Hardly threatened by a hockey lockout
I’ve decided to model my effort level after the dog. Sleep until called, bark at strangers and watch for (forgotten) food. The day takes just as long to go by, but my cardio rate is down and I’m happy. Seriously though. Vacation is just about over, and I’d hate to look tired when the cubicle inspectors stop by, next week. I work in a public building, so I’m going to have to use a variation on normal dog habits. Barking at strangers is not good.
While moving stuff in the basement, I found my box of batteries. The first of six is now charging, although I have no idea if it is still “good”. Oh well, what doesn’t work will go to recycle. Next up: solar array 101. Move from “I intend to” all the way to “I now do”.
Interesting discussion with son #2 while watching an “invest in inventions” program that will remain nameless. He has a belief set that closely matches my own, without the conviction that change is impossible in our world.

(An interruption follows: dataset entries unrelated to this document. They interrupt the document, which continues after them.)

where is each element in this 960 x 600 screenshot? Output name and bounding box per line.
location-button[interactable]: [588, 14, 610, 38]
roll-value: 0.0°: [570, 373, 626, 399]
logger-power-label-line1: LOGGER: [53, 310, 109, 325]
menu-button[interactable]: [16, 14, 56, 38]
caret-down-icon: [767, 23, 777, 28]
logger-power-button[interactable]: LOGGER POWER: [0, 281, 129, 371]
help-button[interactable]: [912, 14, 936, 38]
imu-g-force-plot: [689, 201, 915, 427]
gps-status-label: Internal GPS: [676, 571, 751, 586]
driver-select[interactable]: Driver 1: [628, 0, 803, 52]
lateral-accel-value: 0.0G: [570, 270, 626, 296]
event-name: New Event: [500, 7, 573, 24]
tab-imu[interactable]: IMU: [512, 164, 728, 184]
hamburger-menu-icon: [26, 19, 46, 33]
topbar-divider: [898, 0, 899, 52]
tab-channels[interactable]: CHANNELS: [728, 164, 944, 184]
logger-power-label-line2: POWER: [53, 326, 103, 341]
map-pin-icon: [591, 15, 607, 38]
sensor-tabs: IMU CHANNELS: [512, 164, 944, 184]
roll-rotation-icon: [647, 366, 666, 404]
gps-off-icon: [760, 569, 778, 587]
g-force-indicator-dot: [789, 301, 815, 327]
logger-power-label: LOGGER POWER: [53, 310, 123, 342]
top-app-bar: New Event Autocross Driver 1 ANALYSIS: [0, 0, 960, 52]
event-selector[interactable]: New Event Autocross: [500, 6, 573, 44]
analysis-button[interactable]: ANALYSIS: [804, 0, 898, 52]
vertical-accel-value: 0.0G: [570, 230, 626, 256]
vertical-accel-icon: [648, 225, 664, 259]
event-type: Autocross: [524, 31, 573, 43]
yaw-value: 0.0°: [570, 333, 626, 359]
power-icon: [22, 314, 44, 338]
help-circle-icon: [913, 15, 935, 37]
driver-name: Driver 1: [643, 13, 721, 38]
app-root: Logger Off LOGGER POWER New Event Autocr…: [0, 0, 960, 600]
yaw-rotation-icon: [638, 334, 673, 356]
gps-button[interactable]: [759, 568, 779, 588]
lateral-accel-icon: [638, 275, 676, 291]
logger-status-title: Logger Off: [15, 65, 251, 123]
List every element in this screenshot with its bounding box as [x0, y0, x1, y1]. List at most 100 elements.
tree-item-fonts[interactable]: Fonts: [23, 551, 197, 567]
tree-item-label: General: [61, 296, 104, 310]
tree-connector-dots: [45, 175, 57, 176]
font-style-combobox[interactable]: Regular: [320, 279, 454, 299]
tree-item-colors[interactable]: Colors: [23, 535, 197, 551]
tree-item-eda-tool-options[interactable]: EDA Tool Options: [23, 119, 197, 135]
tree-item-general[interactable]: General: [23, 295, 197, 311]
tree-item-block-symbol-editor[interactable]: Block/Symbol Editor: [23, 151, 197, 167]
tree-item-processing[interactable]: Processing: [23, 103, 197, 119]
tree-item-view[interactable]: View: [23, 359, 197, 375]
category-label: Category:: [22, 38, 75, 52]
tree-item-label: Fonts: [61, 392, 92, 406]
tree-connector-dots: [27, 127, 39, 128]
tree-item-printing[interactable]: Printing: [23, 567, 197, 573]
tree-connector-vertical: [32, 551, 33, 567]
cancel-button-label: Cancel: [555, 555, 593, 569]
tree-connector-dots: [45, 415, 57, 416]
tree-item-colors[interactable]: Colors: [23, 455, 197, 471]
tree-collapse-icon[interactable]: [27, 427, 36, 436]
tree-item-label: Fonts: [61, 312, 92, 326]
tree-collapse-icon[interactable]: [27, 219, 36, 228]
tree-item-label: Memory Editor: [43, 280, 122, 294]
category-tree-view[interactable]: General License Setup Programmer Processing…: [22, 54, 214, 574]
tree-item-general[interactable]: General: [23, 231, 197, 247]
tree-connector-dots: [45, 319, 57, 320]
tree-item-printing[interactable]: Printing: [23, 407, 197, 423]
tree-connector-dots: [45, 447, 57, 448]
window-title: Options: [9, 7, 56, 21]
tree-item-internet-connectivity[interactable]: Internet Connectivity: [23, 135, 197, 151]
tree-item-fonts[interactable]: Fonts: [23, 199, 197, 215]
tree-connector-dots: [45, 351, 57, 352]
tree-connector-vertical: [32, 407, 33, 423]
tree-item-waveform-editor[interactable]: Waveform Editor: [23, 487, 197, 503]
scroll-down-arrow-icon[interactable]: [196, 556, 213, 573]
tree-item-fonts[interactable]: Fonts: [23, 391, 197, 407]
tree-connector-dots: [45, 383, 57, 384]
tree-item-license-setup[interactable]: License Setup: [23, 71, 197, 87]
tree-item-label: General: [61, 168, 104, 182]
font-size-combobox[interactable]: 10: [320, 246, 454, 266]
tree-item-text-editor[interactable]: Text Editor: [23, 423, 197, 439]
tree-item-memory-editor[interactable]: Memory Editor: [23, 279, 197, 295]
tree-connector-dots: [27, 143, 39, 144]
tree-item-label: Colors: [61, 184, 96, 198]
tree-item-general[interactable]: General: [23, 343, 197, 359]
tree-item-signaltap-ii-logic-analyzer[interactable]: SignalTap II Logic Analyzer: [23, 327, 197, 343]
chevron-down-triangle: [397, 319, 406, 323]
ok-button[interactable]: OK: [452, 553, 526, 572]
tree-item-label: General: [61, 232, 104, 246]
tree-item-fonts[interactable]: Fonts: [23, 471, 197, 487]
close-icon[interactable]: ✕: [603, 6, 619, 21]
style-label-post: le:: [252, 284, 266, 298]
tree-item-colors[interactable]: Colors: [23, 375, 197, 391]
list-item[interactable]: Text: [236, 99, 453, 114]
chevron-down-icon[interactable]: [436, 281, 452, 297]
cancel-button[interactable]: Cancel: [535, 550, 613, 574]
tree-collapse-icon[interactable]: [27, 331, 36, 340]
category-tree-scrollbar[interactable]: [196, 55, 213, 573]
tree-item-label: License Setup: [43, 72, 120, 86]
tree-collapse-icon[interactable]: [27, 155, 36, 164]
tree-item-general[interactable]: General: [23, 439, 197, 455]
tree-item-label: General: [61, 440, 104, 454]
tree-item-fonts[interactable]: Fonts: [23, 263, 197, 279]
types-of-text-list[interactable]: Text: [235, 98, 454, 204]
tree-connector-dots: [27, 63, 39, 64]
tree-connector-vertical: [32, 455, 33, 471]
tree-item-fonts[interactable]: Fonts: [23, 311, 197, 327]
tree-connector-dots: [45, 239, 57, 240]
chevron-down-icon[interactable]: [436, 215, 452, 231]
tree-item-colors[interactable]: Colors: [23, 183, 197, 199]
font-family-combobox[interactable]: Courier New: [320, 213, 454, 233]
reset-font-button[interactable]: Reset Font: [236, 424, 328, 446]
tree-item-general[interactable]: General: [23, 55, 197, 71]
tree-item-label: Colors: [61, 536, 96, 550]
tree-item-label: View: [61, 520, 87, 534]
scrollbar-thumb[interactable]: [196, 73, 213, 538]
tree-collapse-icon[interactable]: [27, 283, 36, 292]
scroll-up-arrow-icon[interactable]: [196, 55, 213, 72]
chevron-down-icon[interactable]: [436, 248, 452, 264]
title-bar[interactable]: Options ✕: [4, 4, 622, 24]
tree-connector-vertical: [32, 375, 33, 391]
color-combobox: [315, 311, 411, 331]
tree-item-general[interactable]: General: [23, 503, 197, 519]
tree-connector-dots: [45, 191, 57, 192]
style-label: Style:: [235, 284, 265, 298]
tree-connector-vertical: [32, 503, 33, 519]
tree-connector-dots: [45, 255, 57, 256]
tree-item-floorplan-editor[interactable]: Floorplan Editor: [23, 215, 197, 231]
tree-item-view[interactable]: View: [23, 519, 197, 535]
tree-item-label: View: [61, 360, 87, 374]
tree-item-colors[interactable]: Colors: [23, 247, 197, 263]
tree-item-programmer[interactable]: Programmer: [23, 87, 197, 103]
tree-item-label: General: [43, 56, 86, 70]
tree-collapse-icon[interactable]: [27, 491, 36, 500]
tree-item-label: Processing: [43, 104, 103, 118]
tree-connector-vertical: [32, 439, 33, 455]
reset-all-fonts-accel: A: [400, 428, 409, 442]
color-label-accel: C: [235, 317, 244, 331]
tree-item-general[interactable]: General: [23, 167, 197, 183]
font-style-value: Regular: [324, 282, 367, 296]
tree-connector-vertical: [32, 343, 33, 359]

His turn, now. Go on, show me!
If I can believe the newspapers, the thought of a possible disruption in the next professional hockey season is (at least) as important as any political developments. Come on! I believe that we can show years of hockey reruns without anyone missing a beat. Works for I Love Lucy… Other than the true crazies, how many people can even tell which teams are onscreen without those cute initials in the upper corner? Go ahead, lock each other out, until the ice melts away.